Eine davon, die zu den Zukunftszielen der Stadt passt, die Donaustadt und auch die Stadt Wien weiter aufwerten und Chancen für eine nachhaltige und klimaverträgliche Stadt- und Verkehrsplanung eröffnen würde, liegt praktisch auf der Hand. Nein, es ist keine Eier legende Wollmilchsau. Allerdings hängt sie mit einem der schwersten Fehler zusammen, die in der Seestadt passieren: der Riesengarage mitten in der Stadt, unmittelbar an der U-Bahnstation, "Seehub" genannt, die zum Umstieg vom Auto auf die U-Bahn anregen soll. Für eine klimagerechte autofrei Stadt ist diese Garage jedoch am falschen Platz, weil sie erst recht Autoverkehr in die Seestadt zieht.

Südlich der Seestadt liegt eine bereits dahinsiechende zukünftige Industriebrache, das Opel-Werk oder was davon noch übrig ist. Dieses ist an die Groß-Enzersdorfer Straße angeschlossen, die derzeit als "unerträglich belastet" durch die Stadtstraße entlastet werden soll. Nur liegt diese rund 1,5 Kilometer nördlich und verläuft parallel und ohne eine Verbindung zu der Straße, die sie auf wunderbare Weise entlasten soll.

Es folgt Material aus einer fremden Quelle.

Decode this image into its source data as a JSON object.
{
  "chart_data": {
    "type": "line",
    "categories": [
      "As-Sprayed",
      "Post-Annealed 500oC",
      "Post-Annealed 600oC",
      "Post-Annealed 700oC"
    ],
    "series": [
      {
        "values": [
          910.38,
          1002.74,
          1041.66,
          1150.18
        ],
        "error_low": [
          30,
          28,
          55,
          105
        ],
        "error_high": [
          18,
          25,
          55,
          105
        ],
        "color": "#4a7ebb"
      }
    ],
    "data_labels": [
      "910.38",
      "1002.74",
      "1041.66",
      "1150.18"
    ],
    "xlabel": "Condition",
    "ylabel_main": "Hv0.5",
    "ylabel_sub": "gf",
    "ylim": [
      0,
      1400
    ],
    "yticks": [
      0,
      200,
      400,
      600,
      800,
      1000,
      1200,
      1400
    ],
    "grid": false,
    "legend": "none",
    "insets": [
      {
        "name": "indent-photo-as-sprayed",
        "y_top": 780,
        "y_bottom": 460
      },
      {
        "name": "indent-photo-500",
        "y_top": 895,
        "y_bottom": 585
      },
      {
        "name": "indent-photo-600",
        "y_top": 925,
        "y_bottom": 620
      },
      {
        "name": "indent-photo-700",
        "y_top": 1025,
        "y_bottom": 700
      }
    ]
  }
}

Sinnvoll wäre eine Verlängerung der U2, die bisher in der Seestadt endet, um einen halben Kilometer. Die neue Haltestelle läge dann mitten auf dem riesigen Parkplatz vor dem Opel-
Gelände, auf dem rund 1.500 Pkw abgestellt werden können. Würde man auf dieser bereits versiegelten Fläche eine Hochgarage bauen - angepasst an den Bedarf -, läge der neue "Hub" an der richtigen Stelle, wo man nicht nur das bestehende Problem mildern und sanieren könnte, sondern noch folgende Wirkungen entstünden:
- Diese Alternative zur Stadtstraße würde die Seestadt vor dem Durchgangsverkehr schützen, der ihr durch die Stadtstraße droht.

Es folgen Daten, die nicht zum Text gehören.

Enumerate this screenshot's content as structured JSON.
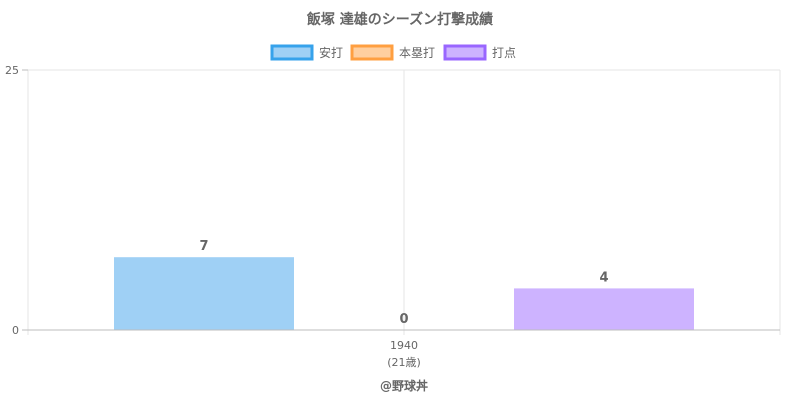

- Der "Hub" läge dennoch nahe beim Zentrum von Aspern, die Verkehrsberuhigung würde die lokale Wirtschaft aufwerten.
- Die U2-Haltstelle läge in attraktiver Fahrraddistanz zu den umgebenden Gebieten.
- Sie würde eine Verbindung der ganzen Stadt mit dem Nationalpark Donauauen mit dem öffentlichen Verkehr und dem Fahrrad schaffen. Der Slogan "Die Stadt gehört Dir" - würde dann auch hier passen.
- Die U-Bahn würde zu Zielen der Stadt passen, die Wiener Wirtschaft zu stärken und nicht jene außerhalb der Stadt, wie es die Autobahnen tun.
- Diese Alternative würde eine kompakte zukunftsfähige Stadtentwicklung in der bisher sträflich vernachlässigten Donaustadt.
- Es käme auch zu einer wechselweisen Aufwertung der bestehenden und neuen Straßenbahnen durch die Potenziale der U-Bahn.
- Diese Verkehrslösung entspräche den Klimazielen, würde die Verkehrssicherheit erhöhen und den Stress im Verkehr verringern.
- Wien könnte damit werben, dass man mit der U-Bahn sozusagen direkt einen Nationalpark erreichen könnte, eine weltweit ziemlich ideale Situation im Städtewettbewerb.
-Die Lösung würde die Seestadt erweitern, und man könnte die Zerstörung der jahrhundertealten Gartenbetriebe durch rücksichtlose unbedachte Wohnlandwidmung stoppen und so die weitere Versorgung der Bevölkerung mit gesunden, lokalen Lebensmitteln sichern.

Warum kommt eine personell nicht unterbesetzte Stadtplanung mit Planungsdirektor und Millionen-Ausgaben für Beratung nicht auf so simple und fachlich solide zu vertretende Lösungen? Hängt das mit dem jahrzehntealten Gesetz "Geld mal Geist ist eine Konstante" zusammen. Dies wusste man noch, als der Geist die Mobilität bestimmte und die Menschen noch aufrecht über die Erde gingen: "Wer es nicht im Kopf hat, muss es in den Beinen haben." Das führt aber wieder zur Frage nach dem Geld und damit zu den PS der Autos, womit man wieder bei der Stadtstraße wäre. Und wer glaubt, das wäre ein Zirkelschluss irrt und möge bei Rupert Riedl oder in meinen Lehrbüchern nachlesen.